In quanto cristiani, sappiamo che è proprio grazie alla conversione del cuore che si decide il
destino della pace, poiché il virus della guerra proviene dall’interno del cuore umano[6]
. Dal
cuore scaturiscono le parole giuste per diradare le ombre di un mondo chiuso e diviso ed
edificare una civiltà migliore di quella che abbiamo ricevuto. È uno sforzo richiesto a ciascuno di
noi, ma che richiama in particolare il senso di responsabilità degli operatori della
comunicazione, affinché svolgano la propria professione come una missione.
Il Signore Gesù, Parola pura che sgorga dal cuore del Padre, ci aiuti a rendere la nostra
comunicazione libera, pulita e cordiale.
Il Signore Gesù, Parola che si è fatta carne, ci aiuti a metterci in ascolto del palpito dei cuori, per
riscoprirci fratelli e sorelle, e disarmare l’ostilità che divide.
Il Signore Gesù, Parola di verità e di amore, ci aiuti a dire la verità nella carità, per sentirci
custodi gli uni degli altri.
Roma, San Giovanni in Laterano, 24 gennaio 2023, memoria di San Francesco di Sales.

[1] Lett. enc. Deus caritas est, 31.
[2] Lett. Ap. Totum amoris est (28 dicembre 2022).

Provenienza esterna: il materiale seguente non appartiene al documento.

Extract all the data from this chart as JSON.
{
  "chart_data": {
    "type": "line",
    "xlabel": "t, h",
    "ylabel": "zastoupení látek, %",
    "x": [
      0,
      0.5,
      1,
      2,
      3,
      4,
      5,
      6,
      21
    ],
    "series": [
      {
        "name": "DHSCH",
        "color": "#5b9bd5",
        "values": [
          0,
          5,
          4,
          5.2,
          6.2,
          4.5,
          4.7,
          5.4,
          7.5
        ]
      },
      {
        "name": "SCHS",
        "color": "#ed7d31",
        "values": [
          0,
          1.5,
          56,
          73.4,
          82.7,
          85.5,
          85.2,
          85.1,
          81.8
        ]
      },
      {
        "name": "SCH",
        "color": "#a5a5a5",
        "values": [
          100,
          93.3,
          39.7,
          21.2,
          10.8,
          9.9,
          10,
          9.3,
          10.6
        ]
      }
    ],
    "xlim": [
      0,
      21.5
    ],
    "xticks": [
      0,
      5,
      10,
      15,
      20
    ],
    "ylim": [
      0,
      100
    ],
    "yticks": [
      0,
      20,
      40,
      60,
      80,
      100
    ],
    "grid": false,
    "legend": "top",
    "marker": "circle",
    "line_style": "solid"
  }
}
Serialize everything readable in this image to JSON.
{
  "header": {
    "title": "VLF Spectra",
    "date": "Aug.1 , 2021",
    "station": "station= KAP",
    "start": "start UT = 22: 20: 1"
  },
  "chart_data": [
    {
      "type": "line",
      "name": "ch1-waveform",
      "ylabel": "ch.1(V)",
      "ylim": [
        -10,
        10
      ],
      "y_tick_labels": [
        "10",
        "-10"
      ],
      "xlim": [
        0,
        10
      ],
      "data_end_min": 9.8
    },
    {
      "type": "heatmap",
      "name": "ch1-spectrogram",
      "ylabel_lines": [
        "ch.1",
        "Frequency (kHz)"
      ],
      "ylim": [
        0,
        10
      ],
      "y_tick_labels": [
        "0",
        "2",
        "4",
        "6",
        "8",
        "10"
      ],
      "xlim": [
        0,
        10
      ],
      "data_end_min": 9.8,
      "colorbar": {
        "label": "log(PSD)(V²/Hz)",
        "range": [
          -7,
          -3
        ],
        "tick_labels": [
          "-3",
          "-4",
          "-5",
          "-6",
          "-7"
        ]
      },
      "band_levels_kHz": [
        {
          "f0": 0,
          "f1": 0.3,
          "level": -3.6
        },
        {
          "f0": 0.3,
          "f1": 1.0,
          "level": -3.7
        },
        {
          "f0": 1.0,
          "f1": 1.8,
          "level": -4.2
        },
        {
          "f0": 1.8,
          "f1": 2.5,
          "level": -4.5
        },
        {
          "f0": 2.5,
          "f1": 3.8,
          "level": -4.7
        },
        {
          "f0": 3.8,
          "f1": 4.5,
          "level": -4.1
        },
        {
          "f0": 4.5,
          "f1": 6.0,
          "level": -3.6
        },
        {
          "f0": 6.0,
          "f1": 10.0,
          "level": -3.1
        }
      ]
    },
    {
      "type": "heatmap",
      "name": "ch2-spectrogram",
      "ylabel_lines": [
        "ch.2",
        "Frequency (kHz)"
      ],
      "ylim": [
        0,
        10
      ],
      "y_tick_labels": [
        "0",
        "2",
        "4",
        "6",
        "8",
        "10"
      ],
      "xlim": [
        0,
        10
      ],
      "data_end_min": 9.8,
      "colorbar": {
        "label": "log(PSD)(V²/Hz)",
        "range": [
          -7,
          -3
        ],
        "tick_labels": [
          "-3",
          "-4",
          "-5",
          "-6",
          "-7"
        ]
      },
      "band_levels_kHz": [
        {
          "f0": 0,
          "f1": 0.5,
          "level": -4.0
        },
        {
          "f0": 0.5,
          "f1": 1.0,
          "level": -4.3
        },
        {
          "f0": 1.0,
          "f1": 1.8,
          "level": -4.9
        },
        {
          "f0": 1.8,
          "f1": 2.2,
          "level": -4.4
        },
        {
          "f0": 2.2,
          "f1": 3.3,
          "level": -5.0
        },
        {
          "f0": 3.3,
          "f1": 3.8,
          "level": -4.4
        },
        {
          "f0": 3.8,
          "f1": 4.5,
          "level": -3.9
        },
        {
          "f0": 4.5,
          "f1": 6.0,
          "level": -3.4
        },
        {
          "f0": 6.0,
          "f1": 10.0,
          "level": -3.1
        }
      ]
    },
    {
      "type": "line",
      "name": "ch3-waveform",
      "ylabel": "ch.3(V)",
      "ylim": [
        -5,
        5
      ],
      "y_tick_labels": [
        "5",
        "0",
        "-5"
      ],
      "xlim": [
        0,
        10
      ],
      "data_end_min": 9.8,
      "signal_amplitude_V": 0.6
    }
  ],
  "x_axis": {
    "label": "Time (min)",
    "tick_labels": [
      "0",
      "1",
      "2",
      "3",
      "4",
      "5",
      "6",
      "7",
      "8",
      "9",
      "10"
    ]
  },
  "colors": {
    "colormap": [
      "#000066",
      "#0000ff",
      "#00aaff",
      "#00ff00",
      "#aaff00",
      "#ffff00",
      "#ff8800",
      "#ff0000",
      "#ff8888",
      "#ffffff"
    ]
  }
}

[3] Epistola Apostolica Sabaudiae gemma, nel IV Centenario dalla nascita di San Francesco di Sales, dottore della
Chiesa (29 gennaio 1967).
[4] Messaggio per la LVI Giornata Mondiale delle Comunicazioni Sociali (24 gennaio 2022).
[5] Lett. enc. Fratelli tutti (3 ottobre 2020), 201.
[6] Cf. Messaggio per la 56a Giornata Mondiale della Pace, 1° gennaio 2023.